Ha sorriso anche l’ultima volta che ha visto Roberto Mancini, compagno di squadra e fratello, sapendo che non sarebbe più successo, e con Massimo Mauro, assieme al quale aveva creato una fondazione benefica attivissima – ad Alba una delle ultime iniziative – aveva ironizzato sui muscoli indeboliti. Era smagrito, un segno del male. E il viso scavato si sovrappone alle immagini del campione.

All’inizio aveva nascosto la perdita di peso indossando un maglione sotto i vestiti ed era anche un modo per proteggere gli altri, non coinvolgerli nelle sofferenze, nei pensieri bui, nelle paure. Molti sapevano, però, e a loro volta evitavano di inchiodarlo a quei pensieri, poi ha raccontato, ha convissuto alla luce del sole con l’ospite, è diventato un esempio di serenità nel dolore, di delicatezza nell’affacciarsi su un futuro diventato breve, di generosità anteponendo gli altri a se stesso. Aveva espresso due desideri, sopravvivere ai genitori anziani e portare all’altare le figlie, non ha avuto il tempo ma i soli desideri raccontano la nobiltà di un uomo che davanti al tramonto della vita, si preoccupava dei suoi affetti più cari: risparmiare a papà e mamma la lacerazione del salutarlo per sempre e non lasciare sole, in un giorno speciale, le sue bambine, ché agli occhi paterni si resta sempre tali.
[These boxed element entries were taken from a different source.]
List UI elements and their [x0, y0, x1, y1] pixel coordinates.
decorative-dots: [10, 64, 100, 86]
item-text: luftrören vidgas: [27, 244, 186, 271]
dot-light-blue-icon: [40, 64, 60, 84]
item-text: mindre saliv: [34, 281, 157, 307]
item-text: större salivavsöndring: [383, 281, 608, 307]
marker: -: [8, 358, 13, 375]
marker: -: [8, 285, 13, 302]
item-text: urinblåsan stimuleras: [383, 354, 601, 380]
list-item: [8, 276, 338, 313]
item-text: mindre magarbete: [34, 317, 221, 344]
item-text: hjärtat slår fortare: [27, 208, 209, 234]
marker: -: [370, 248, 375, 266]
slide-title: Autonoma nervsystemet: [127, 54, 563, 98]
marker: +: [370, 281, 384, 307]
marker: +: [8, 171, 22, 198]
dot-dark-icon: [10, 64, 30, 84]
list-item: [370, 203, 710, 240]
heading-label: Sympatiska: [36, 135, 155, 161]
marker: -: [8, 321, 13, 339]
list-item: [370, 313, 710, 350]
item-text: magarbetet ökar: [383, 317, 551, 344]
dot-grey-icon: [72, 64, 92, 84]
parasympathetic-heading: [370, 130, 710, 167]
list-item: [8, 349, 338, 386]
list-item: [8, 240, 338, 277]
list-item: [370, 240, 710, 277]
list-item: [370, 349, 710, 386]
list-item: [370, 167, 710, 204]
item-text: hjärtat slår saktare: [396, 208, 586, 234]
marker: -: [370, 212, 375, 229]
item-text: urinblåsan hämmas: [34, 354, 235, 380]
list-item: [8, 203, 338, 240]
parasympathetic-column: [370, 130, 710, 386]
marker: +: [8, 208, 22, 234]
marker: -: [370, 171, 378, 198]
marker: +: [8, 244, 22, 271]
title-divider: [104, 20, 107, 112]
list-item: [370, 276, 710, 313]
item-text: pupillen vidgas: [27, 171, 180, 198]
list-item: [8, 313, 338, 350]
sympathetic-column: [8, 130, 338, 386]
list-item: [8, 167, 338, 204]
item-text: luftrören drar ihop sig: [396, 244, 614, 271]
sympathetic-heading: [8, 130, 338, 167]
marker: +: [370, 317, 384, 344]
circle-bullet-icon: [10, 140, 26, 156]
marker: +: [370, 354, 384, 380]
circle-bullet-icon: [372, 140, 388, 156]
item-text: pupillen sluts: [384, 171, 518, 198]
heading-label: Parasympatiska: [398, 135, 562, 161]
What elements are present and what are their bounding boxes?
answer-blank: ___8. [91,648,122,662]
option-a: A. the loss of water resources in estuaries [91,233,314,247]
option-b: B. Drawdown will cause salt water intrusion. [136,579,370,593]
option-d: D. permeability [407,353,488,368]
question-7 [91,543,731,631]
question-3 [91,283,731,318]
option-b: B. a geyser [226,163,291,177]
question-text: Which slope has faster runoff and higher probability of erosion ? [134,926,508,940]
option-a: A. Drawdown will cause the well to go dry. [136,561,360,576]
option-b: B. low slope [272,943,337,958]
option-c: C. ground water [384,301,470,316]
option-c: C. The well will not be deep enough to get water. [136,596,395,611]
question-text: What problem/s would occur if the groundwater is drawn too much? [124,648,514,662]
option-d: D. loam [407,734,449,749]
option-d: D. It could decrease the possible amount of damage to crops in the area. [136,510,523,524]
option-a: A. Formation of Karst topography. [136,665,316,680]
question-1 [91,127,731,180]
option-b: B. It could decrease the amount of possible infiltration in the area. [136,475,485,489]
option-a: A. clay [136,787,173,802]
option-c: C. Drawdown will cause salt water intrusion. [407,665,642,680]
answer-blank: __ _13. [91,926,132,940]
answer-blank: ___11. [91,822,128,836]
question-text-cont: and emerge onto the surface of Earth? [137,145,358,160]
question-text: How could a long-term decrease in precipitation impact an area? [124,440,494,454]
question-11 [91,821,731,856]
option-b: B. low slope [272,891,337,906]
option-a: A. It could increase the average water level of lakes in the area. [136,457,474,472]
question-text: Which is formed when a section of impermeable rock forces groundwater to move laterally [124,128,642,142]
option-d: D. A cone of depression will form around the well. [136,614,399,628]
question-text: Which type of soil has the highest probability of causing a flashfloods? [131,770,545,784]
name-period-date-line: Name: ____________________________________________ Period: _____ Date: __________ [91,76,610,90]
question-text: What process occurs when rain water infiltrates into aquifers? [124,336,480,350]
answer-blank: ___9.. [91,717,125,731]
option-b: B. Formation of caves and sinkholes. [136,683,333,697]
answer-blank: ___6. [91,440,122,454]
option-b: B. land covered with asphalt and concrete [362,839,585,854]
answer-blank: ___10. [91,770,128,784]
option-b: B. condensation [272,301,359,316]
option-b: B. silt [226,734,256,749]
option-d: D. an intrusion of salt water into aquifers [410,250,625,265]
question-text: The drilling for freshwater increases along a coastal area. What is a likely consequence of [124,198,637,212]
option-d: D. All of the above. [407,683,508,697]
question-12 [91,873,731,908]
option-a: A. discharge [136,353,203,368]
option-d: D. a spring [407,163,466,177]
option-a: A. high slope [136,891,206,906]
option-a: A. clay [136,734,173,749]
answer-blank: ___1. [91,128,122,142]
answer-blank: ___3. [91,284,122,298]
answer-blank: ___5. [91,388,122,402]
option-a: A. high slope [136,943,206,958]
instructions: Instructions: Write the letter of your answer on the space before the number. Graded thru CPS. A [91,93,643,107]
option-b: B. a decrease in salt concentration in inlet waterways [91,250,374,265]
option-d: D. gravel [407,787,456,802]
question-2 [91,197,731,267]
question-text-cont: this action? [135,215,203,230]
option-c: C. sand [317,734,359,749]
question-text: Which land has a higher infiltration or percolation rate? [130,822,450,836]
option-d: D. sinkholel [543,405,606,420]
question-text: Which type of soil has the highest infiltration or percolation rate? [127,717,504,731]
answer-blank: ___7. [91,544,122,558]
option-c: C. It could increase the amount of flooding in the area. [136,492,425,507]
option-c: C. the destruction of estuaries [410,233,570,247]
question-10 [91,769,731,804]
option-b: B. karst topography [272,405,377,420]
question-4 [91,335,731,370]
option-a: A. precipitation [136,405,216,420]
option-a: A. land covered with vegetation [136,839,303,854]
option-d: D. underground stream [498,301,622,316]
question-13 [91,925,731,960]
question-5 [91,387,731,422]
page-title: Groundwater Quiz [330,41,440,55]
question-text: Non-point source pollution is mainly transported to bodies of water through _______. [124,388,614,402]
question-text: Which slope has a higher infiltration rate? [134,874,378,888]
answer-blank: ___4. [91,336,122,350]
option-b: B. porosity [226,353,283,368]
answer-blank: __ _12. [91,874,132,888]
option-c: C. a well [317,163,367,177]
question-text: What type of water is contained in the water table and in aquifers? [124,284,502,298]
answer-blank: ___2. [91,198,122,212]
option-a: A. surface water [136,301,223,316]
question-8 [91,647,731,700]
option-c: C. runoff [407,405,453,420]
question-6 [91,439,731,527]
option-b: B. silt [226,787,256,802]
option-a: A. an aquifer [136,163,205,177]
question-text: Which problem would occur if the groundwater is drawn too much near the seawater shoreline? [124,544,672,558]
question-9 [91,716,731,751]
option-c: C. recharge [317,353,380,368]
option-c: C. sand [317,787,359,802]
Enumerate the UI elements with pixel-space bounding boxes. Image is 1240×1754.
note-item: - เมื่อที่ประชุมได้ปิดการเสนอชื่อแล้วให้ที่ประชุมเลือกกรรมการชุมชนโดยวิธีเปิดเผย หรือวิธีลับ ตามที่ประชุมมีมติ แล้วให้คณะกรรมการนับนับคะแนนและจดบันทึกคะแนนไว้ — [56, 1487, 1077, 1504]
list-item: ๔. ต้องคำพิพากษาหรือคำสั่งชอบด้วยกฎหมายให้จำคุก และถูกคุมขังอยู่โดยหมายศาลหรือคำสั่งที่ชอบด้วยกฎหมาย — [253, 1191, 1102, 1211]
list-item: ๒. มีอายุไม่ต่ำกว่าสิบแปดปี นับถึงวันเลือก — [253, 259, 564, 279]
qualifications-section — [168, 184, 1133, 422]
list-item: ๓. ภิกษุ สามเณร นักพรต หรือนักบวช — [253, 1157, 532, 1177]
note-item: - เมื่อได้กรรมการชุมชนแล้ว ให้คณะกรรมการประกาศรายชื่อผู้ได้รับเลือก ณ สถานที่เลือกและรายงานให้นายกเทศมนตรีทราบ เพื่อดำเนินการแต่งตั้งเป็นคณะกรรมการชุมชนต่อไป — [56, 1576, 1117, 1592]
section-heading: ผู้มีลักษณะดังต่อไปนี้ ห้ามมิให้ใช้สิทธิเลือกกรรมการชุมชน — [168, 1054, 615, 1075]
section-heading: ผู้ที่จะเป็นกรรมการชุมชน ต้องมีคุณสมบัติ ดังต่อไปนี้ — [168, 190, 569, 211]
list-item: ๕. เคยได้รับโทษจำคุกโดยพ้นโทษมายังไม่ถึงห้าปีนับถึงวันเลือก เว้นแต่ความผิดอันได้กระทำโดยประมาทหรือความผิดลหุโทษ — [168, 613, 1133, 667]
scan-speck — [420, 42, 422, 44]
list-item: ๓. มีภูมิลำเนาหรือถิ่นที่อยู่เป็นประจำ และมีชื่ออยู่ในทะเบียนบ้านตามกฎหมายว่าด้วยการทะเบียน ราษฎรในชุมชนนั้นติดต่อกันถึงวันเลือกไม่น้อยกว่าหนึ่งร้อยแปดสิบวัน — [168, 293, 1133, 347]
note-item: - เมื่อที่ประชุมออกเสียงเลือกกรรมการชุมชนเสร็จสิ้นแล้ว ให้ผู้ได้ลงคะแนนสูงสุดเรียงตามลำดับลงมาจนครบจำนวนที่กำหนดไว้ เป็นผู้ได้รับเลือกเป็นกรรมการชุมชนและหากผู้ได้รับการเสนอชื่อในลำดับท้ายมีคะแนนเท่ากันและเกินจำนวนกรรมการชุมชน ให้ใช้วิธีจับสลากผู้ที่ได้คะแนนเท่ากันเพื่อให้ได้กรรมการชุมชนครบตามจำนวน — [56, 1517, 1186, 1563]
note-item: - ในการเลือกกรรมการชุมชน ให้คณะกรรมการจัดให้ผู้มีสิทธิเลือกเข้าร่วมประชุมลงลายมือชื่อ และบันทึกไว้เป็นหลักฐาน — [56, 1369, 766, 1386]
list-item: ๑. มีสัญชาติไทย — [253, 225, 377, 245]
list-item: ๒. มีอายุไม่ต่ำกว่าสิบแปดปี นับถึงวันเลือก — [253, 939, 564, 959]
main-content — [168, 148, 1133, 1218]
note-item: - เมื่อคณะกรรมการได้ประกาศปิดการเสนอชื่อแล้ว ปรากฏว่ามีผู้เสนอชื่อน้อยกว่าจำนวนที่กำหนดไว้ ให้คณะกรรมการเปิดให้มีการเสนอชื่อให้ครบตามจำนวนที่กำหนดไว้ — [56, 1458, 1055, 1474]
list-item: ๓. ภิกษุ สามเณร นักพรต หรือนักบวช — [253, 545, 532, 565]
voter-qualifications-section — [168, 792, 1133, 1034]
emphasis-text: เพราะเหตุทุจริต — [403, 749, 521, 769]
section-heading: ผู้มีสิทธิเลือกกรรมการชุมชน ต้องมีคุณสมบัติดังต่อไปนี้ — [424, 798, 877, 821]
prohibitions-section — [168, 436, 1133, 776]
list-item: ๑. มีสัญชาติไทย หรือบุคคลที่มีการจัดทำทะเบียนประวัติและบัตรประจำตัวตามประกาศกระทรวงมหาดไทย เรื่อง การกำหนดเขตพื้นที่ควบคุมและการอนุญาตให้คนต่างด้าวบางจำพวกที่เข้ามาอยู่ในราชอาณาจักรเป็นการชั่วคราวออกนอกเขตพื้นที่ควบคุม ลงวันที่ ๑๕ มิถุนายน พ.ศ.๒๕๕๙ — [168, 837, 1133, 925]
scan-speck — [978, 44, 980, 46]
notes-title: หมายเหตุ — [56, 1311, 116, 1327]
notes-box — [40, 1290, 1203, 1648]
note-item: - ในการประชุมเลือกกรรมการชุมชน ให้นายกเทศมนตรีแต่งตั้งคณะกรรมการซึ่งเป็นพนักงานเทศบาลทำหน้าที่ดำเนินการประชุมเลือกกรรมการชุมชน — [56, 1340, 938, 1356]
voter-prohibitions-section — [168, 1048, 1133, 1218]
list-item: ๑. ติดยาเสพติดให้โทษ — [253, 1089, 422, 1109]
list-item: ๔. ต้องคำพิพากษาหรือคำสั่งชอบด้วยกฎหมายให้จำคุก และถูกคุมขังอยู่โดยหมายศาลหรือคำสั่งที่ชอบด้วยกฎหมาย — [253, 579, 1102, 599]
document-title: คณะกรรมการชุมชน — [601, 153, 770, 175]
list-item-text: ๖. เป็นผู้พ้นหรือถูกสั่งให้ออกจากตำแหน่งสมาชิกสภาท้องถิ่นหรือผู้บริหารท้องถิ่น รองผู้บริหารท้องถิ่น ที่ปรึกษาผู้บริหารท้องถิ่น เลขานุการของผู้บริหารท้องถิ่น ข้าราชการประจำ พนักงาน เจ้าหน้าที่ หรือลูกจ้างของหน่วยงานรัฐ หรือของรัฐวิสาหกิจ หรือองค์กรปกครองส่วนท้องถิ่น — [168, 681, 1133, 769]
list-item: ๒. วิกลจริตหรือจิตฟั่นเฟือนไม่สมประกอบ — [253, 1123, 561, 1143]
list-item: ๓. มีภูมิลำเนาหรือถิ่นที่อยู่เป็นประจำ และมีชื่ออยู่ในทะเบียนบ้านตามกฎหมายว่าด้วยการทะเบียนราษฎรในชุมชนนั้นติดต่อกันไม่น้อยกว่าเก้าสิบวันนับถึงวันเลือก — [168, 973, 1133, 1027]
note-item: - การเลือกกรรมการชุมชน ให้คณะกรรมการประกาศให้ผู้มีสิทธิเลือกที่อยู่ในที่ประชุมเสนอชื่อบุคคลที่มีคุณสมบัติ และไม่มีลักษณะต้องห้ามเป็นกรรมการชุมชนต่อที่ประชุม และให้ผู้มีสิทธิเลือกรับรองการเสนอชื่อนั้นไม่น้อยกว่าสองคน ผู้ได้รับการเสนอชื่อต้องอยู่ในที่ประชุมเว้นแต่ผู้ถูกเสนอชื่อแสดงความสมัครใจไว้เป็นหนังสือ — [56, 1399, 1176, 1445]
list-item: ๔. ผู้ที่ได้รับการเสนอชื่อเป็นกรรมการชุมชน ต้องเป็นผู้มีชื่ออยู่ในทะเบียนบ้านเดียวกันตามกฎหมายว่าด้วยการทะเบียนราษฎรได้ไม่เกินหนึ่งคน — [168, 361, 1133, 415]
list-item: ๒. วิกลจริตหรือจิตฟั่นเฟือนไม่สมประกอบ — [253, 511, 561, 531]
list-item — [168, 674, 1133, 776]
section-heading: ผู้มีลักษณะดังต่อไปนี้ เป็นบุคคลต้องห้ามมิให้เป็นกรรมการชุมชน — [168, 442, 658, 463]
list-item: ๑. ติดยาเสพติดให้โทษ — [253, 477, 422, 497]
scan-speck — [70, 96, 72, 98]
A lui restavano il coraggio, le cure, le domande sul dopo: «Ho paura di morire. Non so quando si spegnerà la luce, cosa ci sarà dall’altra parte, ma in un certo senso sono eccitato dal poterlo scoprire». Adesso lo sa. E sa quant’era amato.

Lo hanno ricordato i tifosi delle sue squadre, delle avversarie, i compagni di viaggio di un’esistenza consacrata al calcio – attaccante, allenatore, opinionista – e mai scontata: preferì la Sampdoria ai grandi club fidandosi delle ambizioni visionarie di Mantovani, scelse il Chelsea quando la Premier non era ancora il campionato top, contribuì con l’esperienza inglese a lanciare Sky in Italia, da capodelegazione azzurro è stato confidente, motivatore, valore aggiunto. E quell’abbraccio con Mancini dopo il trionfo europeo a Wembley, nello stadio dove insieme ai tempi della Samp avevano perso una finale di Champions con il Barcellona, è stata la chiusura di un cerchio: sapevamo, già allora, che Gianluca non sarebbe invecchiato, ed è come se, con il ct fratello, l’avessimo abbracciato tutti.